Wednesday, May 30, 2012

The Jury System

  Winston Churchill once said, "Democracy is the worst form of government except all the others that have been tried."  I feel the same way about the jury system.  I came to this conclusion during my first service as a juror over fifty years ago and haven't changed it since.  A recent summons to jury duty reminded me of that initial experience.

  At the time I was a resident of Los Angeles County.  In those days in LA, and maybe even now, one was called to jury duty for a month, and had to show up every weekday whether or not then empaneled in a jury.  (I now live in Alameda County, where one is summoned for just one day of service at a time, and dismissed if not picked then for a jury—much more efficient for the citizen if not the county.)

  I spent most of those thirty days in LA in a jury assembly room waiting to be called for possible inclusion in juries.  (I eventually served on about a half dozen.)  That seemingly interminable waiting none the less had a big payoff for me in the form of a splendid civics lesson.  As I talked at length with many of the other potential jurors, I was able to assay the raw human material of juries; it was of course diverse and it was not always impressive.  Much more importantly, I soon discovered an amazing feature of the jury system: When assembled into a jury, that undifferentiated raw material is magically metamorphosed by a strange alchemy, as if it were an admixture of lesser metals transmuted into pure gold.

  The backdrop of my civics lesson was the notorious Caryl Chessman case, which after a dozen years was reaching a final resolution.  Chessman had spent most of his adult life in jail.  While on parole, he was arrested and charged with being the infamous "red-light bandit," who followed cars to secluded areas and tricked their occupants with his red spotlight into thinking he was a police officer.  When they pulled over, he robbed and—in the case of several young women—raped them. 

  Chessman was convicted in 1948 and condemned to death under California's "Little Lindbergh Law," which allowed capital punishment for kidnapping if it also involved bodily harm.  In this case, the dragging of one of the women a few feet from her car was deemed by a court to be kidnapping.

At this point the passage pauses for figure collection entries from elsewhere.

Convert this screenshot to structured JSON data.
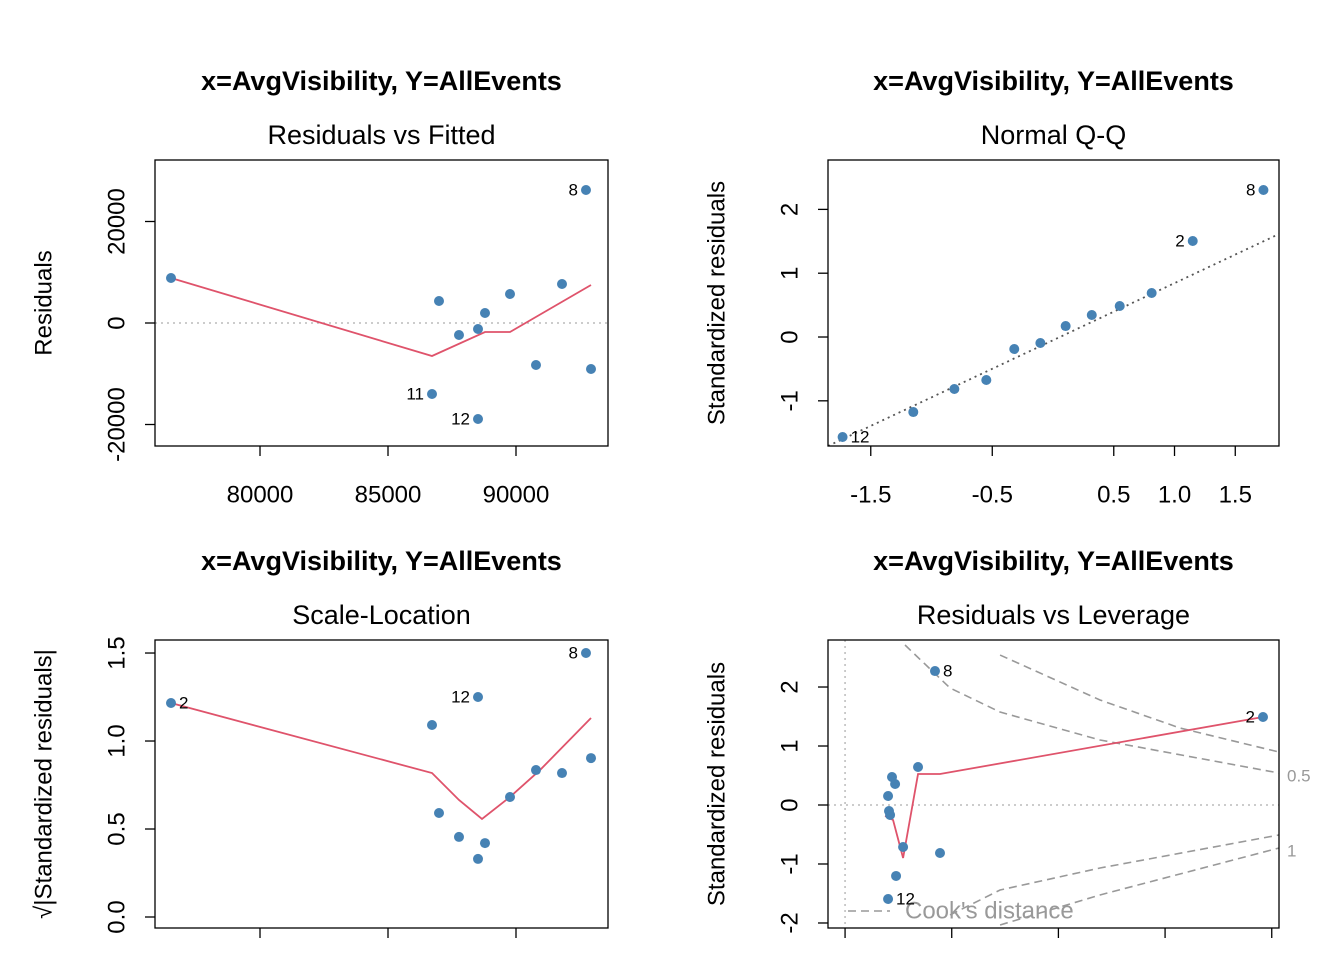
{
  "chart_data": [
    {
      "type": "scatter",
      "title": "x=AvgVisibility, Y=AllEvents",
      "subtitle": "Residuals vs Fitted",
      "ylabel": "Residuals",
      "color": "#4682B4",
      "x": [
        76523,
        86992,
        87773,
        88516,
        88789,
        89766,
        90781,
        91797,
        92734,
        92930,
        86719,
        88516
      ],
      "values": [
        8867,
        4335,
        -2365,
        -1182,
        1970,
        5714,
        -8276,
        7685,
        26207,
        -9064,
        -13990,
        -18916
      ],
      "point_labels": [
        null,
        null,
        null,
        null,
        null,
        null,
        null,
        null,
        "8",
        null,
        "11",
        "12"
      ],
      "smooth": {
        "color": "#DF536B",
        "x": [
          76523,
          86719,
          88789,
          89766,
          92930
        ],
        "y": [
          8867,
          -6502,
          -1773,
          -1773,
          7488
        ]
      },
      "hlines": [
        0
      ],
      "xlim": [
        75898,
        93594
      ],
      "ylim": [
        -24236,
        32118
      ],
      "xticks": [
        80000,
        85000,
        90000
      ],
      "yticks": [
        -20000,
        0,
        20000
      ]
    },
    {
      "type": "scatter",
      "title": "x=AvgVisibility, Y=AllEvents",
      "subtitle": "Normal Q-Q",
      "ylabel": "Standardized residuals",
      "color": "#4682B4",
      "x": [
        -1.732,
        -1.15,
        -0.812,
        -0.549,
        -0.319,
        -0.104,
        0.104,
        0.319,
        0.549,
        0.812,
        1.15,
        1.732
      ],
      "values": [
        -1.567,
        -1.176,
        -0.815,
        -0.674,
        -0.188,
        -0.094,
        0.172,
        0.345,
        0.486,
        0.69,
        1.505,
        2.304
      ],
      "point_labels": [
        "12",
        null,
        null,
        null,
        null,
        null,
        null,
        null,
        null,
        null,
        "2",
        "8"
      ],
      "qq_line": {
        "color": "#555555",
        "x": [
          -1.852,
          1.86
        ],
        "y": [
          -1.708,
          1.614
        ]
      },
      "xlim": [
        -1.852,
        1.86
      ],
      "ylim": [
        -1.708,
        2.774
      ],
      "xticks": [
        -1.5,
        -0.5,
        0.5,
        {
          "value": 1,
          "label": "1.0"
        },
        1.5
      ],
      "yticks": [
        -1,
        0,
        1,
        2
      ]
    },
    {
      "type": "scatter",
      "title": "x=AvgVisibility, Y=AllEvents",
      "subtitle": "Scale-Location",
      "ylabel": "√|Standardized residuals|",
      "color": "#4682B4",
      "x": [
        76523,
        86719,
        86992,
        87773,
        88516,
        88789,
        89766,
        90781,
        91797,
        92734,
        92930,
        88516
      ],
      "values": [
        1.216,
        1.091,
        0.591,
        0.455,
        0.33,
        0.42,
        0.682,
        0.835,
        0.818,
        1.5,
        0.903,
        1.25
      ],
      "point_labels": [
        "2",
        null,
        null,
        null,
        null,
        null,
        null,
        null,
        null,
        "8",
        null,
        "12"
      ],
      "smooth": {
        "color": "#DF536B",
        "x": [
          76523,
          86719,
          87773,
          88672,
          89766,
          90938,
          92930
        ],
        "y": [
          1.216,
          0.818,
          0.665,
          0.557,
          0.682,
          0.835,
          1.131
        ]
      },
      "xlim": [
        75898,
        93594
      ],
      "ylim": [
        -0.0625,
        1.574
      ],
      "xticks": [
        80000,
        85000,
        90000
      ],
      "xtick_labels_shown": false,
      "yticks": [
        {
          "value": 0,
          "label": "0.0"
        },
        0.5,
        {
          "value": 1,
          "label": "1.0"
        },
        1.5
      ]
    },
    {
      "type": "scatter",
      "title": "x=AvgVisibility, Y=AllEvents",
      "subtitle": "Residuals vs Leverage",
      "ylabel": "Standardized residuals",
      "color": "#4682B4",
      "x": [
        0.0403,
        0.0412,
        0.0422,
        0.044,
        0.0469,
        0.0478,
        0.0544,
        0.0684,
        0.089,
        0.0843,
        0.3918,
        0.0403
      ],
      "values": [
        0.153,
        -0.102,
        -0.169,
        0.475,
        0.356,
        -1.203,
        -0.712,
        0.644,
        -0.814,
        2.271,
        1.492,
        -1.593
      ],
      "point_labels": [
        null,
        null,
        null,
        null,
        null,
        null,
        null,
        null,
        null,
        "8",
        "2",
        "12"
      ],
      "smooth": {
        "color": "#DF536B",
        "x": [
          0.0375,
          0.045,
          0.0544,
          0.0684,
          0.089,
          0.3918
        ],
        "y": [
          -0.186,
          -0.254,
          -0.898,
          0.525,
          0.525,
          1.492
        ]
      },
      "hlines": [
        0
      ],
      "vlines": [
        0
      ],
      "cook": {
        "legend": "Cook's distance",
        "color": "#999999",
        "levels": [
          {
            "label": "0.5",
            "upper": {
              "x": [
                0.0562,
                0.0984,
                0.1453,
                0.239,
                0.4068
              ],
              "y": [
                2.712,
                1.983,
                1.576,
                1.102,
                0.542
              ]
            },
            "lower": {
              "x": [
                0.0984,
                0.1453,
                0.239,
                0.4068
              ],
              "y": [
                -1.864,
                -1.441,
                -1.068,
                -0.508
              ]
            }
          },
          {
            "label": "1",
            "upper": {
              "x": [
                0.1453,
                0.239,
                0.314,
                0.4068
              ],
              "y": [
                2.542,
                1.78,
                1.305,
                0.898
              ]
            },
            "lower": {
              "x": [
                0.1453,
                0.239,
                0.4068
              ],
              "y": [
                -2.034,
                -1.525,
                -0.729
              ]
            }
          }
        ]
      },
      "xlim": [
        -0.016,
        0.4068
      ],
      "ylim": [
        -2.085,
        2.797
      ],
      "xticks": [
        0,
        0.1,
        0.2,
        0.3,
        0.4
      ],
      "xtick_labels_shown": false,
      "yticks": [
        -2,
        -1,
        0,
        1,
        2
      ]
    }
  ]
}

  Chessman always maintained his innocence and spent twelve years on appeals, acting as his own attorney and also laying out his arguments in four books that became best sellers.  His case was an international cause cèlébre, involving appeals on his behalf by such notables as Eleanor Roosevelt and Billy Graham.

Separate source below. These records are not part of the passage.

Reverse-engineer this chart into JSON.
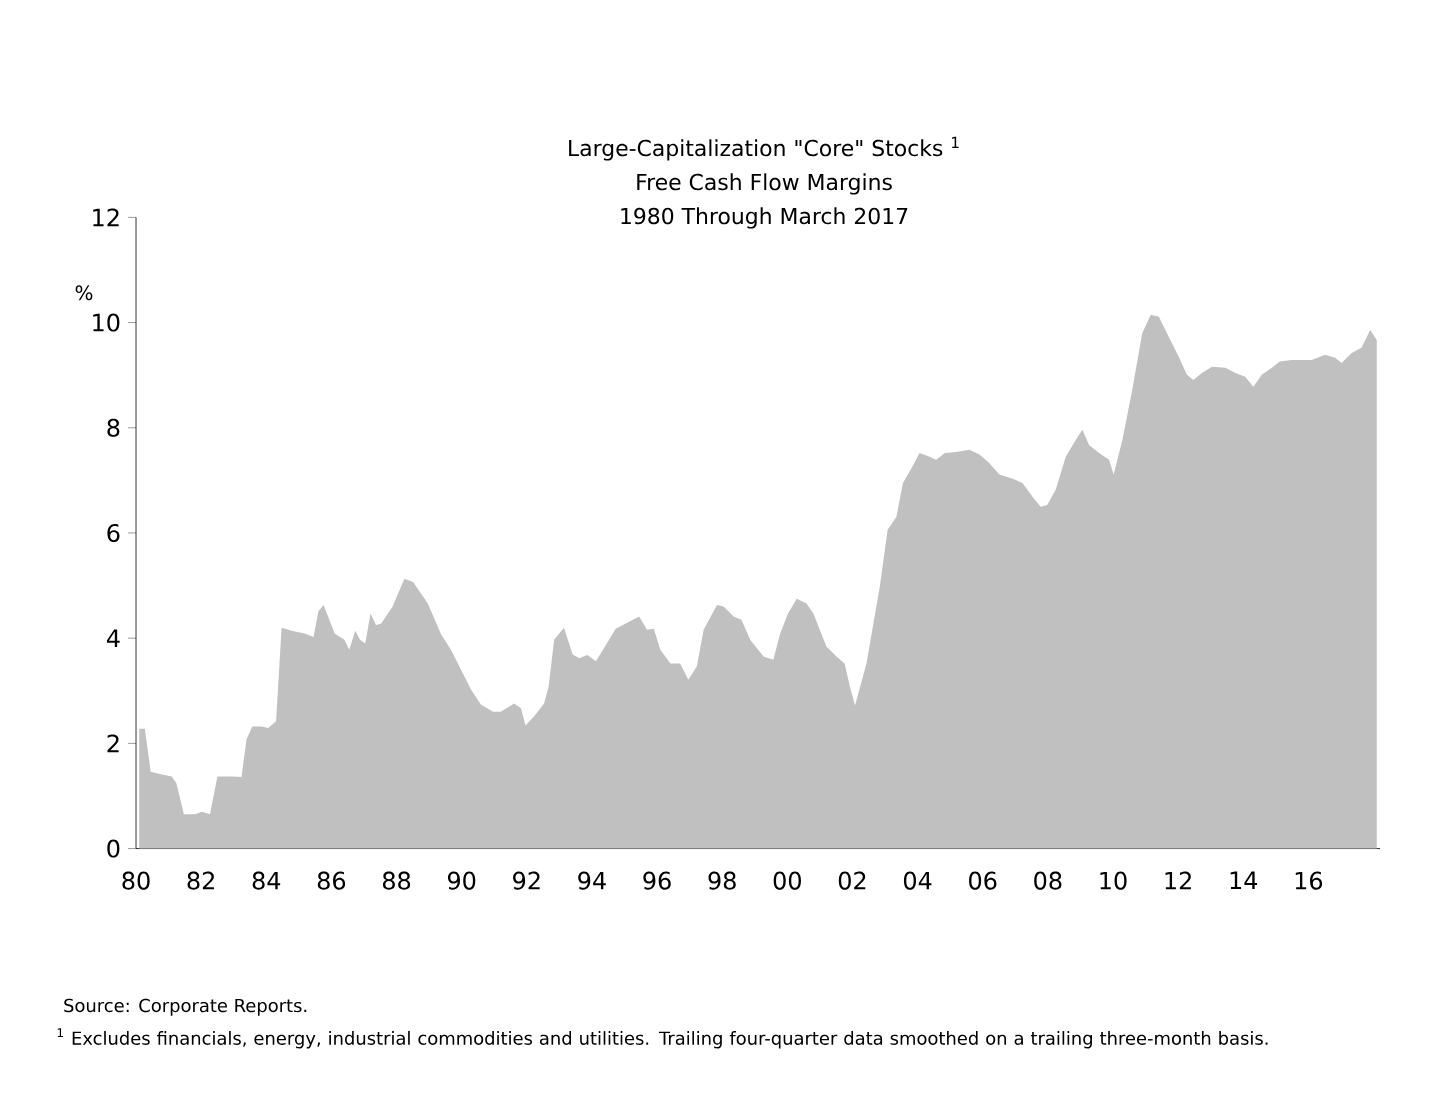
{
  "chart_data": {
    "type": "area",
    "title": "Large-Capitalization \"Core\" Stocks $^{1}$",
    "subtitle": "Free Cash Flow Margins",
    "ylabel": "%",
    "color": "#c0c0c0",
    "annotations": [
      "1980 Through March 2017",
      "Source: Corporate Reports.",
      "$^{1}$ Excludes financials, energy, industrial commodities and utilities.  Trailing four-quarter data smoothed on a trailing three-month basis."
    ],
    "x": [
      1980.1,
      1980.27,
      1980.45,
      1980.8,
      1981.1,
      1981.24,
      1981.47,
      1981.82,
      1982.02,
      1982.27,
      1982.5,
      1982.94,
      1983.24,
      1983.39,
      1983.57,
      1983.86,
      1984.06,
      1984.3,
      1984.47,
      1984.78,
      1985.18,
      1985.45,
      1985.6,
      1985.76,
      1986.1,
      1986.4,
      1986.55,
      1986.73,
      1986.88,
      1987.04,
      1987.2,
      1987.37,
      1987.53,
      1987.88,
      1988.24,
      1988.51,
      1988.96,
      1989.37,
      1989.67,
      1989.98,
      1990.29,
      1990.59,
      1990.96,
      1991.2,
      1991.61,
      1991.82,
      1991.96,
      1992.22,
      1992.53,
      1992.67,
      1992.84,
      1993.14,
      1993.41,
      1993.61,
      1993.86,
      1994.12,
      1994.43,
      1994.73,
      1995.04,
      1995.45,
      1995.69,
      1995.9,
      1996.1,
      1996.41,
      1996.71,
      1996.96,
      1997.22,
      1997.43,
      1997.84,
      1998.04,
      1998.35,
      1998.59,
      1998.86,
      1999.27,
      1999.57,
      1999.78,
      2000.02,
      2000.29,
      2000.59,
      2000.8,
      2001.2,
      2001.51,
      2001.76,
      2001.92,
      2002.08,
      2002.43,
      2002.84,
      2003.08,
      2003.35,
      2003.55,
      2003.82,
      2004.06,
      2004.37,
      2004.57,
      2004.84,
      2005.18,
      2005.59,
      2005.9,
      2006.2,
      2006.51,
      2006.92,
      2007.22,
      2007.53,
      2007.78,
      2007.98,
      2008.24,
      2008.55,
      2008.86,
      2009.06,
      2009.27,
      2009.57,
      2009.88,
      2010.02,
      2010.29,
      2010.59,
      2010.9,
      2011.16,
      2011.41,
      2011.71,
      2012.02,
      2012.27,
      2012.47,
      2012.73,
      2013.04,
      2013.45,
      2013.76,
      2014.06,
      2014.31,
      2014.57,
      2014.88,
      2015.12,
      2015.49,
      2015.8,
      2016.1,
      2016.51,
      2016.82,
      2017.02,
      2017.33,
      2017.63,
      2017.9,
      2018.1
    ],
    "values": [
      2.28,
      2.28,
      1.46,
      1.41,
      1.37,
      1.24,
      0.65,
      0.65,
      0.7,
      0.65,
      1.37,
      1.37,
      1.36,
      2.07,
      2.32,
      2.32,
      2.29,
      2.42,
      4.2,
      4.14,
      4.09,
      4.02,
      4.51,
      4.63,
      4.09,
      3.97,
      3.78,
      4.14,
      3.97,
      3.9,
      4.47,
      4.25,
      4.28,
      4.6,
      5.13,
      5.07,
      4.66,
      4.07,
      3.78,
      3.4,
      3.02,
      2.74,
      2.6,
      2.6,
      2.76,
      2.67,
      2.34,
      2.51,
      2.76,
      3.08,
      3.97,
      4.2,
      3.69,
      3.62,
      3.68,
      3.56,
      3.87,
      4.18,
      4.28,
      4.41,
      4.16,
      4.18,
      3.78,
      3.52,
      3.52,
      3.21,
      3.46,
      4.16,
      4.63,
      4.6,
      4.41,
      4.35,
      3.97,
      3.65,
      3.59,
      4.09,
      4.47,
      4.75,
      4.66,
      4.47,
      3.84,
      3.65,
      3.52,
      3.08,
      2.72,
      3.52,
      4.98,
      6.06,
      6.31,
      6.95,
      7.24,
      7.52,
      7.45,
      7.39,
      7.52,
      7.54,
      7.58,
      7.49,
      7.33,
      7.11,
      7.03,
      6.95,
      6.69,
      6.5,
      6.53,
      6.82,
      7.45,
      7.77,
      7.96,
      7.67,
      7.52,
      7.39,
      7.11,
      7.77,
      8.72,
      9.8,
      10.15,
      10.11,
      9.73,
      9.35,
      9.01,
      8.91,
      9.04,
      9.16,
      9.14,
      9.04,
      8.97,
      8.78,
      9.01,
      9.14,
      9.26,
      9.29,
      9.29,
      9.29,
      9.39,
      9.33,
      9.23,
      9.42,
      9.52,
      9.86,
      9.67
    ],
    "xlim": [
      1980,
      2018.2
    ],
    "ylim": [
      0,
      12
    ],
    "xticks": [
      {
        "value": 1980,
        "label": "80"
      },
      {
        "value": 1982,
        "label": "82"
      },
      {
        "value": 1984,
        "label": "84"
      },
      {
        "value": 1986,
        "label": "86"
      },
      {
        "value": 1988,
        "label": "88"
      },
      {
        "value": 1990,
        "label": "90"
      },
      {
        "value": 1992,
        "label": "92"
      },
      {
        "value": 1994,
        "label": "94"
      },
      {
        "value": 1996,
        "label": "96"
      },
      {
        "value": 1998,
        "label": "98"
      },
      {
        "value": 2000,
        "label": "00"
      },
      {
        "value": 2002,
        "label": "02"
      },
      {
        "value": 2004,
        "label": "04"
      },
      {
        "value": 2006,
        "label": "06"
      },
      {
        "value": 2008,
        "label": "08"
      },
      {
        "value": 2010,
        "label": "10"
      },
      {
        "value": 2012,
        "label": "12"
      },
      {
        "value": 2014,
        "label": "14"
      },
      {
        "value": 2016,
        "label": "16"
      }
    ],
    "yticks": [
      0,
      2,
      4,
      6,
      8,
      10,
      12
    ]
  }
}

  By 1960, Chessman's legal appeals had deflected eight execution deadlines.  In mid-February of that year, then-Governor Pat Brown (the father of present Governor Jerry Brown) had issued another sixty-day stay of execution, which was about to expire as my jury term began.  The story was in the newspapers every day, and little was talked about in the jury assembly room other than whether Governor Brown should commute the sentence to life imprisonment or let the execution proceed.  I remember being shocked at how many potential jurors were impatient with the slow process of justice, feeling that the case should long since have been over and done with.  "Just kill the bastard!" was a common opinion.

  When I first heard that sentiment, I had not yet served on a jury.  It gave me a sense of foreboding.  Here were people with whom I might serve, and many of them—especially the least informed—seemed to me to be irrationally and emotionally baying for an execution.  If I were to serve on a jury with any of them, how would they act? 

  I need not have worried, for the metamorphosis I have mentioned always manifested itself.  In every jury on which I served, my fellow jurors carefully examined evidence.  They cogently and articulately argued their viewpoints.  They respectfully listened to others.  They tried to identify with plaintiffs and defendants.  They resisted being intimidated by judges and attorneys.  Above all, they seemed to have a reverence for their temporary but sovereign roles as personifications of the ideal of justice. 

  I have seen the same alchemy in operation every time in the last five decades I have served on a jury.  Jurors from every profession, spanning the whole range of education, of all ages, coming from every social condition, in each case unite in trying to determine the facts of a case and render a true and just verdict.  It never fails to impress me.

  On the other hand, my opinion of judges and lawyers has tumbled each time.  I have often found judges to be peremptory, impatient, and inured to the plights of those who appear before them—I suppose they are toughened by seeing too much of the worst of human nature over too many years.  And I have rarely found lawyers to be either seekers of truth or high-minded advocates—I suppose they cannot be in our adversarial system of justice.

  So, if I am ever unfortunate enough to be a defendant in a criminal case, or even only a party in a civil suit, I would willingly place myself in the hands of my peers. They will of course be fallible human beings, but I would count on that miraculous alchemy to transform them into ones who are as impartial as human beings can be.  I'd bet my life on it.

  Postscript: Although nominally opposed  to the death penalty, Governor Brown did not commute Chessman's death sentence.  He was executed on May 2, 1960, just as a new stay from a judge was being phoned to the prison's warden.  (The judge's secretary had originally misdialed the number, delaying delivery of the stay by a few critical minutes.)  In 1977, the U.S. Supreme Court struck down kidnapping as a capital offense.